Sim, nunca se matou tanto na Bahia quanto nos últimos tempos. Toda a imprensa sai diariamente carregada de cadáveres: vítimas de assaltantes, sequestradores, traficantes, além das cada vez mais certeiras balas perdidas. Mata-se com imenso entusiasmo, nem mesmo delegado está a salvo. E ainda temos o secretário de Segurança para nos mostrar, com sociologias e estatísticas, como lemos neste jornal, que se trata de um progresso devidamente assegurado.

É o que se pode chamar de desenvolvimento sustentável – porque, quando os bandidos não matam, mata a polícia. A PM, por exemplo, tem uma atuação particularmente admirável – pois, além de matar, oculta os corpos. E mata logo em quantidade, da forma mais democrática possível, como aconteceu em Vitória da Conquista e em Pero Vaz, tendo direito ao fogo homens, mulheres, velhos, adolescentes, crianças.

Também vamos avançando muito na derrubada de árvores e aterramento de lagoas. Alguns reclamam, dizem que estamos acabando com a flora e a fauna, mas há sempre os insatisfeitos. Os animais não têm mais onde morar? Ora, eles se adaptam, já tem raposa comendo lixo e jiboia procurando apartamento para se mudar. Nosso amado prefeito, que é bom em autorizar derrubadas e aterramentos, não faz muito abandonou uma residência na região da Paralela para que barbeiros e escorpiões ficassem à vontade, já que não havia mais mato para eles.

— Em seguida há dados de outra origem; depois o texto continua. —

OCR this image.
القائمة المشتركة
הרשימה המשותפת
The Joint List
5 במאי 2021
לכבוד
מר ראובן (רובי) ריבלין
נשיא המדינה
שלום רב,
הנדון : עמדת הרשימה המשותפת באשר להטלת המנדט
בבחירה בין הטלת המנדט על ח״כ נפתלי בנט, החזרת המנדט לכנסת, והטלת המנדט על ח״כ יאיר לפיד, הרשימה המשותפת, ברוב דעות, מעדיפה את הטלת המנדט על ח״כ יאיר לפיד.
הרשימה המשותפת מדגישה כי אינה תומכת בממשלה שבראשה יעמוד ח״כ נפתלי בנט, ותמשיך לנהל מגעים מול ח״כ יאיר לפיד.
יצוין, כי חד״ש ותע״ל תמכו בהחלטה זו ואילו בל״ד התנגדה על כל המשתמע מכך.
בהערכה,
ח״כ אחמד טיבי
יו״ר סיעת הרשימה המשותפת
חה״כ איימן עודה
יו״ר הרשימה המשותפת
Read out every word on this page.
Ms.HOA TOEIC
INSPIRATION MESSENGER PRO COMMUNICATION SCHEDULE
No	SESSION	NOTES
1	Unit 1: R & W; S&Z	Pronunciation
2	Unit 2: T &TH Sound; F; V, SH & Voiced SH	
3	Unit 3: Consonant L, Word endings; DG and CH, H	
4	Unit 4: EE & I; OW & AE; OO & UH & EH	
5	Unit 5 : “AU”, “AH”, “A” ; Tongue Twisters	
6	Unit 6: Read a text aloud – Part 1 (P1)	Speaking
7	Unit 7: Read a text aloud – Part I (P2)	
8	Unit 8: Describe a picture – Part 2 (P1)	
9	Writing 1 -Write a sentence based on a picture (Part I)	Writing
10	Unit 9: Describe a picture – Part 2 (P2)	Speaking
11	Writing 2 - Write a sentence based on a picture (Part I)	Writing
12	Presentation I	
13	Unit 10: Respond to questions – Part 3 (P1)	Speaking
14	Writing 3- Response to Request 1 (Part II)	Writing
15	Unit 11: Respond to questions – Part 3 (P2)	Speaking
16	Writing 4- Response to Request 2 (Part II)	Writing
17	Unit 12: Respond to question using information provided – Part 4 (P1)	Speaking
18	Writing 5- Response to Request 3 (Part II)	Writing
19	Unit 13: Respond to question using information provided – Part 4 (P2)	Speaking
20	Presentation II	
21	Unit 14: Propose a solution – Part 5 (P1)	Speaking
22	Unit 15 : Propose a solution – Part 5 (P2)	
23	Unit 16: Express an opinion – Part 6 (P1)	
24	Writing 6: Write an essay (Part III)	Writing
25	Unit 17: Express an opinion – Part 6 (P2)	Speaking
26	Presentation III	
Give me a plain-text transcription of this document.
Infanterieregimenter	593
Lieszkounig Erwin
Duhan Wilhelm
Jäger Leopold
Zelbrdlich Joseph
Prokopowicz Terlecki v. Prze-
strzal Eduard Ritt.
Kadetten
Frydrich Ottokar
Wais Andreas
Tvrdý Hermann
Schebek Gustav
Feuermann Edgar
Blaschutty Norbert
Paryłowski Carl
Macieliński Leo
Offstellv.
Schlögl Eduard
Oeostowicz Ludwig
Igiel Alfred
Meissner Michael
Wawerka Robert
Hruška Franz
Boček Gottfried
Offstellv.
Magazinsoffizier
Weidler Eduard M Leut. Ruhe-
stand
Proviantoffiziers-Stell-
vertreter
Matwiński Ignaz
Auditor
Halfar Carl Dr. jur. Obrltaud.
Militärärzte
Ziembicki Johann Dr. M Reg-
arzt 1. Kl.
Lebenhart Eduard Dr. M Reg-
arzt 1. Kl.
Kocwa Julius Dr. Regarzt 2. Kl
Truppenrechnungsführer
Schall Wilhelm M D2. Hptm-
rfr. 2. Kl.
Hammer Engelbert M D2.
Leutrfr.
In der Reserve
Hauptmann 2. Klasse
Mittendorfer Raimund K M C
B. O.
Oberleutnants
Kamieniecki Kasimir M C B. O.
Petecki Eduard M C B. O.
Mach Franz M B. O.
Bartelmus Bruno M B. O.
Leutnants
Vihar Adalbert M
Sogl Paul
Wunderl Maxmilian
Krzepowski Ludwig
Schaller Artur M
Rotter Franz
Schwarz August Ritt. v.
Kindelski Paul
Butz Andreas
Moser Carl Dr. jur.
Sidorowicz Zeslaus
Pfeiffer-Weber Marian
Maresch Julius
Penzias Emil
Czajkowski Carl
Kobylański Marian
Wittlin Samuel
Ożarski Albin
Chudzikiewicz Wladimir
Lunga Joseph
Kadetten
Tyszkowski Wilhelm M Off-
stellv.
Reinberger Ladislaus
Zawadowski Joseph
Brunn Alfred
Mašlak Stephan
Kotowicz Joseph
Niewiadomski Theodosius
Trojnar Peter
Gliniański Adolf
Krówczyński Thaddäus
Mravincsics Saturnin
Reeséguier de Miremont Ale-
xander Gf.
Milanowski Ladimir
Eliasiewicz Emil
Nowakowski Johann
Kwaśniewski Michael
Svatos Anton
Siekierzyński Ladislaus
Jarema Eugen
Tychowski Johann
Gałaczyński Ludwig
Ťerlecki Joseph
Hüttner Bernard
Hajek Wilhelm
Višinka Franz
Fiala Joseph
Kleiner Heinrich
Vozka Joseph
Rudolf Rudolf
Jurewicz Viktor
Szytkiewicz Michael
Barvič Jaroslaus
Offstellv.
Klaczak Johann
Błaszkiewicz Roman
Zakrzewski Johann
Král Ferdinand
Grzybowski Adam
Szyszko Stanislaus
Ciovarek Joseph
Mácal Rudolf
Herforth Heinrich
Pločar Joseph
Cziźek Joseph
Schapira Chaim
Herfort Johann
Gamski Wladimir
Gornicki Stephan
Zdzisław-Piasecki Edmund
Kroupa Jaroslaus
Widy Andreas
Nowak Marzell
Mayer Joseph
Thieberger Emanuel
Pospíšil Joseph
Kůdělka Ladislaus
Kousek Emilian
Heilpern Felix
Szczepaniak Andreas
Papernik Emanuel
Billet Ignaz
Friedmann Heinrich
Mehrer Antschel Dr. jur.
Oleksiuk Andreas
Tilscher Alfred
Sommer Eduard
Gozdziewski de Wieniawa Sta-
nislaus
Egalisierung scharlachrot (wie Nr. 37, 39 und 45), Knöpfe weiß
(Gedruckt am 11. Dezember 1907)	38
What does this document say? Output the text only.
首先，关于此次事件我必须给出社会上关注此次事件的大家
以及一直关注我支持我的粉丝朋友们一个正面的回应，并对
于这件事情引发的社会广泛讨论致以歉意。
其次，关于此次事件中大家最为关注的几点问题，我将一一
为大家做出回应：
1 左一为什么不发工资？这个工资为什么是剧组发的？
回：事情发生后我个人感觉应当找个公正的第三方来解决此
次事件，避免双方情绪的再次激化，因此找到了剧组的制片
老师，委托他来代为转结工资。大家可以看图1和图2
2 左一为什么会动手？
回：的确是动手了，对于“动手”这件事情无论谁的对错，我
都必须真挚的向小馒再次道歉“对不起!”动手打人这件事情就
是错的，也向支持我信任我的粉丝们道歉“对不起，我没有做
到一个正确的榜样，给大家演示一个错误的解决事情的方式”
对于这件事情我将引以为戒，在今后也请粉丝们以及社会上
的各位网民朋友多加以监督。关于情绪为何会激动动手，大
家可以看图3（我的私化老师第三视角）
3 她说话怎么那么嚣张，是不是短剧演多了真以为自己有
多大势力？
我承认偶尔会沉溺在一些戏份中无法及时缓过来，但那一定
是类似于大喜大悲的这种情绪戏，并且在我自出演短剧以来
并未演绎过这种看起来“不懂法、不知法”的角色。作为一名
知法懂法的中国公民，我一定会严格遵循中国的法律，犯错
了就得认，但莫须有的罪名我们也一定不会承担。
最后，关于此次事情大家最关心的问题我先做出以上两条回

Nosso progresso está a mil, de fazer inveja a paulistano, escrevi ao meu amigo. Lembrava-se ele de quando São Paulo não podia parar? Pois progrediu tanto que parou, agora o trânsito por lá está praticamente imobilizado. Mas São Paulo já não nos pode olhar com superioridade: nosso trânsito aqui está também chegando à total imobilidade.

Enfim, hoje faz gosto receber pedidos de notícias sobre a Bahia, só temos coisas boas para contar.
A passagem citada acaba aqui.